In/Out Patient Meds:

• Corticosteroids, antiepileptic agents, and GI prophylaxis should be employed.

Transfer:

• If surgery is anticipated, patients should be transferred to institutions with an appropriately equipped and adequately staffed neurosurgical intensive care unit for postoperative monitoring.

• Patients may require extensive or focused postoperative rehabilitation that may necessitate transfer to specialized institutions dedicated to physical and occupational therapy.

Complications:

• Although neurological injury (potentially devastating) and death must be mentioned, neurosurgery for astrocytomas is generally intended to decrease tumor bulk while avoiding permanent neurological injury. Transient deficits due to local swelling or injury may occur, but they often improve after a course of physical therapy and rehabilitation.

Prognosis:

• Prognosis for survival after operative intervention and radiation therapy can be favorable for low-grade astrocytomas.
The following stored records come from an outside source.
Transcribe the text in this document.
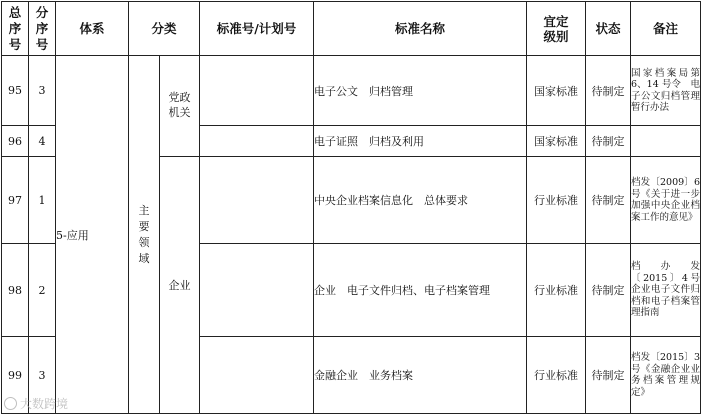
总序号	分序号	体系	分类		标准号/计划号	标准名称	宜定级别	状态	备注
95	3	5-应用	主要领域	党政机关		电子公文　归档管理	国家标准	待制定	国家档案局第 6、14 号令　电子公文归档管理暂行办法
96	4					电子证照　归档及利用	国家标准	待制定	
97	1			企业		中央企业档案信息化　总体要求	行业标准	待制定	档发〔2009〕6 号《关于进一步加强中央企业档案工作的意见》
98	2					企业　电子文件归档、电子档案管理	行业标准	待制定	档 办 发〔2015〕4号 企业电子文件归档和电子档案管理指南
99	3					金融企业　业务档案	行业标准	待制定	档发〔2015〕3 号《金融企业业务档案管理规定》
大数跨境
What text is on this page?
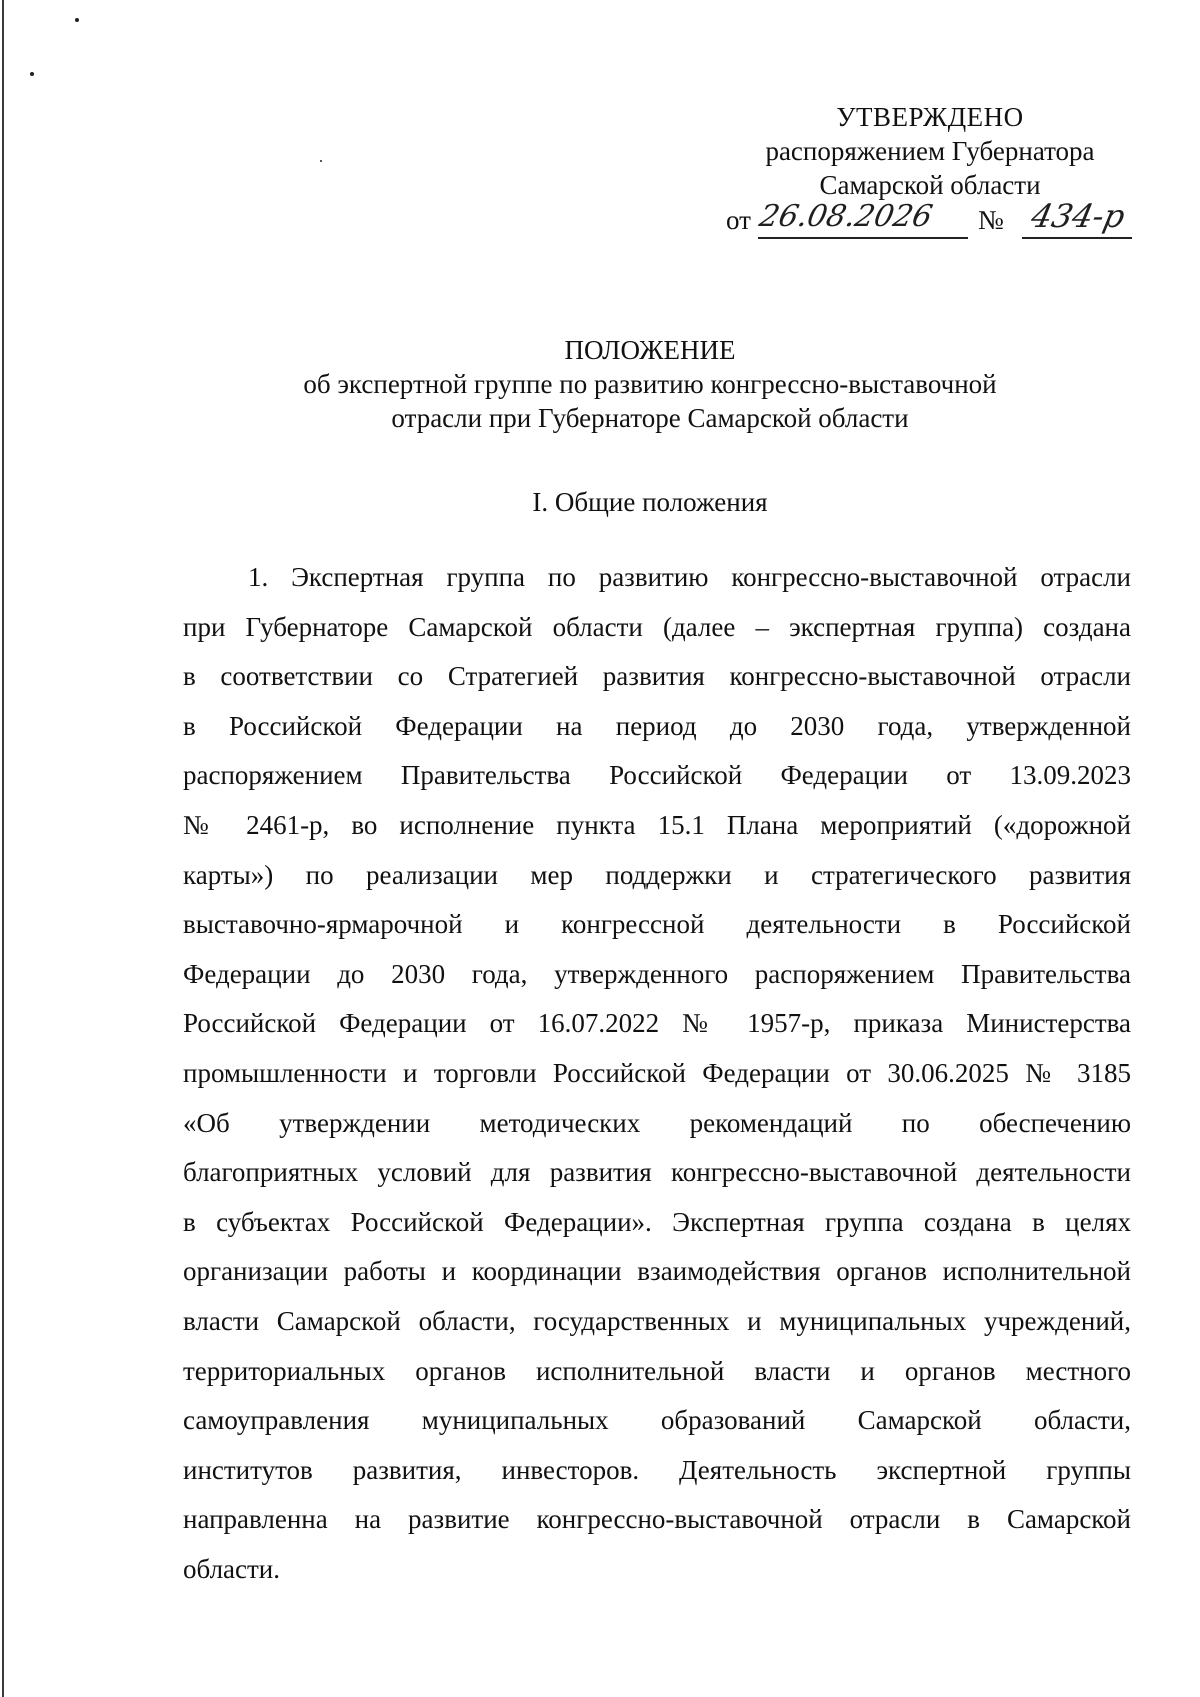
УТВЕРЖДЕНО
распоряжением Губернатора
Самарской области
от 26.08.2026 № 434-р
ПОЛОЖЕНИЕ
об экспертной группе по развитию конгрессно-выставочной
отрасли при Губернаторе Самарской области
I. Общие положения
1. Экспертная группа по развитию конгрессно-выставочной отрасли
при Губернаторе Самарской области (далее – экспертная группа) создана
в соответствии со Стратегией развития конгрессно-выставочной отрасли
в Российской Федерации на период до 2030 года, утвержденной
распоряжением Правительства Российской Федерации от 13.09.2023
№ 2461-р, во исполнение пункта 15.1 Плана мероприятий («дорожной
карты») по реализации мер поддержки и стратегического развития
выставочно-ярмарочной и конгрессной деятельности в Российской
Федерации до 2030 года, утвержденного распоряжением Правительства
Российской Федерации от 16.07.2022 № 1957-р, приказа Министерства
промышленности и торговли Российской Федерации от 30.06.2025 № 3185
«Об утверждении методических рекомендаций по обеспечению
благоприятных условий для развития конгрессно-выставочной деятельности
в субъектах Российской Федерации». Экспертная группа создана в целях
организации работы и координации взаимодействия органов исполнительной
власти Самарской области, государственных и муниципальных учреждений,
территориальных органов исполнительной власти и органов местного
самоуправления муниципальных образований Самарской области,
институтов развития, инвесторов. Деятельность экспертной группы
направленна на развитие конгрессно-выставочной отрасли в Самарской
области.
• For those patients who undergo surgical resection, the prognosis depends on whether the neoplasm progresses to a higher-grade lesion.

• For low-grade lesions, the mean survival time after surgical intervention has been reported as 6-8 years.

• In the case of anaplastic astrocytoma, symptomatic improvement or stabilization is the rule after surgical resection and irradiation. High-quality survival is observed in 60-80% of these patients. Factors such as youth, functional status, extent of resection, and adequate irradiation affect the duration of postoperative survival.

• Recent reports indicated that irradiation of incompletely resected tumors increased 5-year postoperative survival rates from 0-25% for low-grade astrocytomas and from 2-16% for anaplastic astrocytomas. Furthermore, the median survival rate of patients with anaplastic astrocytoma who undergo both resection and irradiation has been reported to be twice that of patients receiving only operative therapy (5 y vs 2.2 y).

MISCELLANEOUS

Medical/Legal Pitfalls:

• Failure to make an appropriate diagnosis of astrocytoma is a pitfall that should be avoided by adhering to a systematic diagnostic approach, including imaging studies and obtaining adequate tissue for analysis.

• Timing of diagnosis is particularly important when lesions abut crucial brain nuclei or eloquent cortex. The extent of lesion resectability may be affected by delay.

• Clear explanation of all therapeutic options and prognosis once a diagnosis is established is essential.